Sentetik hayatların steril olarak muhafaza ve idâme
edilmesinde hayır vardır. Daha mükemmeli mümkün olmayan evrenin yaratılışı, hayrın
en büyük tecellilerindendir. Hikmetsiz yaratılışın olmadığı evrende bu hikmet de
varlığın hayır tarafıdır.
Birinciden ikinciye milyar yıllık yolculuk
Ekonomik, sosyal, kültürel ve siyâsî krizler toplumun hayır
eksikliğinin bir netîcesi olarak görülebilir. Bu eksiklik ise kötü fiiller ve
kötü huylar netîcesinde ortaya çıkar. Bu çıkışın varlığı, rûhun bazı
yetkinliklerinin yok oluşunun bir sonucudur. Bu yok oluş, okumanın muhatabı
olan insanın neyi nasıl okuyacağını bilmemek noksanlığıdır. İnsan, akıl ve
düşüncenin denetimi altında rûhunu besleyen okumalarını yapabilmelidir.
Melekût/metafizik âlemden
şehâdet/fizik âlemine yaratılışla geçişi, Arapçada “elif” harfinin “bâ” harfine
evirilmesinde görülüyor. Bu evrilmenin taçlandırılmış hâline,
“Rahmân ve Rahîm olan Allah’ın adıyla” anlamına gelen “Bismillahirrahmânirrahîm”
cümlesinde rastlanır.
Zamansızlıktan
her anda bir şe’n ile tekrarsız tecellînin kayyumluk ile gerçekleştiği biliniyor.
Bu kayyumluk ile yaratılışta elif’in bâ olarak yaratılışı ne ise, yokluktan
varlığa geliş de, evrenin yaratılışı da odur.
Bilimsel
olarak 1922 yılında kâinatın/evrenin genişlediği
fikri, 1929 yılında ilk defa kâinatın genişlediğinin gözlemlenmesiyle yokluktan
varlığa bir geçiş olması bakımından kesinlik kazandı. Bu geçişin evveline dair
Batı dünyası fikir üretmekten kaçınır. Bu yokluktan varlığa ve elif’ten bâ’ya
geçişin sürdürülebilirliği, sentetik hayatların steril edilmesi için Rahmân bir
isim ve Rahîm olarak genele yayılmasıyla mümkün görünüyor.
“Rahmân ve Rahîm
olan Allah’ın ismiyle” olan besmelede 3 İlâhî Esmâ ve 4 kelime bulunuyor.
İsimler “Allah”, “Rahmân” ve “Rahîm”… Kelimeler ise “Allah”, “Rahmân”, “Rahîm” ve “isim”…

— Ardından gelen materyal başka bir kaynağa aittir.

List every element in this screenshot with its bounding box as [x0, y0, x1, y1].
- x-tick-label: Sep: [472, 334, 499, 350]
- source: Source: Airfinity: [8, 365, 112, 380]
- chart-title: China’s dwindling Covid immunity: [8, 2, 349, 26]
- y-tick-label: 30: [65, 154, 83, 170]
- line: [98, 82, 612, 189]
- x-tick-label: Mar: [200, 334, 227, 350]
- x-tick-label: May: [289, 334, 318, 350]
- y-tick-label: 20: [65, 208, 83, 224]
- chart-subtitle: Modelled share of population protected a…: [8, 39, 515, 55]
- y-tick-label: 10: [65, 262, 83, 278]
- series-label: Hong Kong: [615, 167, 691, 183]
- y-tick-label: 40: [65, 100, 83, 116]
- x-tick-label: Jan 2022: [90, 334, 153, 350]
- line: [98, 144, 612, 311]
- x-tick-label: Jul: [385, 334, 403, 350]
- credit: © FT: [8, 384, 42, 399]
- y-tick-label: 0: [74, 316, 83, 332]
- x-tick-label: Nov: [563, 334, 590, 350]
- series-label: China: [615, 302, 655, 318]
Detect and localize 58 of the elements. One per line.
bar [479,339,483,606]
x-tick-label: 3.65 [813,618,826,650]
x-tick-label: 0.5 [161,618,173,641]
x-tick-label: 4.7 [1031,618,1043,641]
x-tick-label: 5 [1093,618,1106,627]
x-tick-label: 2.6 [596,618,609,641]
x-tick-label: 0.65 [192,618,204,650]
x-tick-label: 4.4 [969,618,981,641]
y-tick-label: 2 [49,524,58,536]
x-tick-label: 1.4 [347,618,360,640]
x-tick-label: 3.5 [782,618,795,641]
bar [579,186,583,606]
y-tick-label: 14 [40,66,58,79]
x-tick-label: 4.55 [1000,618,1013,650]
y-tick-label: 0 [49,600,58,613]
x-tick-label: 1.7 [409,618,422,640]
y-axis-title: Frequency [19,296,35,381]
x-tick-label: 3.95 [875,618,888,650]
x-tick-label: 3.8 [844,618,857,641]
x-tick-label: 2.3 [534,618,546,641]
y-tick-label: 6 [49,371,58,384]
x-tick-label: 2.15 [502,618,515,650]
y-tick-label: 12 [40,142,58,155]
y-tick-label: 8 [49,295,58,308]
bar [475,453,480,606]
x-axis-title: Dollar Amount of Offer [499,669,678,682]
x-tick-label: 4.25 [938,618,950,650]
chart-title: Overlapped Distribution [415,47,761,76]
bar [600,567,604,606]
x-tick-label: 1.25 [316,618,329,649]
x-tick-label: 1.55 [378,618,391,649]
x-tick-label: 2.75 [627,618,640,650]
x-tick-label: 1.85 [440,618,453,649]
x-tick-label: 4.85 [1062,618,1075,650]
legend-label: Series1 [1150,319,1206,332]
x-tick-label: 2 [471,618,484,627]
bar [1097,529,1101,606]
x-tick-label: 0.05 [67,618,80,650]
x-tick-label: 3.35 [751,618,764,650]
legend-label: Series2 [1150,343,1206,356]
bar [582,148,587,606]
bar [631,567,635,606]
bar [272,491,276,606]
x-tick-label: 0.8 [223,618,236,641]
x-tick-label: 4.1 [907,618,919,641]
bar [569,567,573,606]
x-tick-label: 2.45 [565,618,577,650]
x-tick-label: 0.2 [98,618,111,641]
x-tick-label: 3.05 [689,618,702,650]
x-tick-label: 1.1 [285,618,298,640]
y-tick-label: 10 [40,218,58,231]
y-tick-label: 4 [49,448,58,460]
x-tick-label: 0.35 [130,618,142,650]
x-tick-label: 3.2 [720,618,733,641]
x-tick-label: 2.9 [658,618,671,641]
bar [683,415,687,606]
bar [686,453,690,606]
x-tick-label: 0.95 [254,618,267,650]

Gayb/metafizik/melekût âlemde
elif harfi, Allah’ı (cc) gösterir. Bilinen/fizik/şehâdet âlemde elif kendisi
görünmez, bunun yerine bâ harfi yaratılışta yerini alır. Elif harfinin
yazılmaması, Zât’ın Esmâ ile perdelenmesidir. Elif’in yerine “bâ” harfinin
besmeleye eklenmesiyle, tam anlamıyla yoktan var etme, yaratma ve Yaratanın kim
olduğuna dair silsile ortaya konur. Burası imtihan dünyası olduğundan, bu
varlığı kimlerin nasıl okuyacağının da ifadesi gösterilir.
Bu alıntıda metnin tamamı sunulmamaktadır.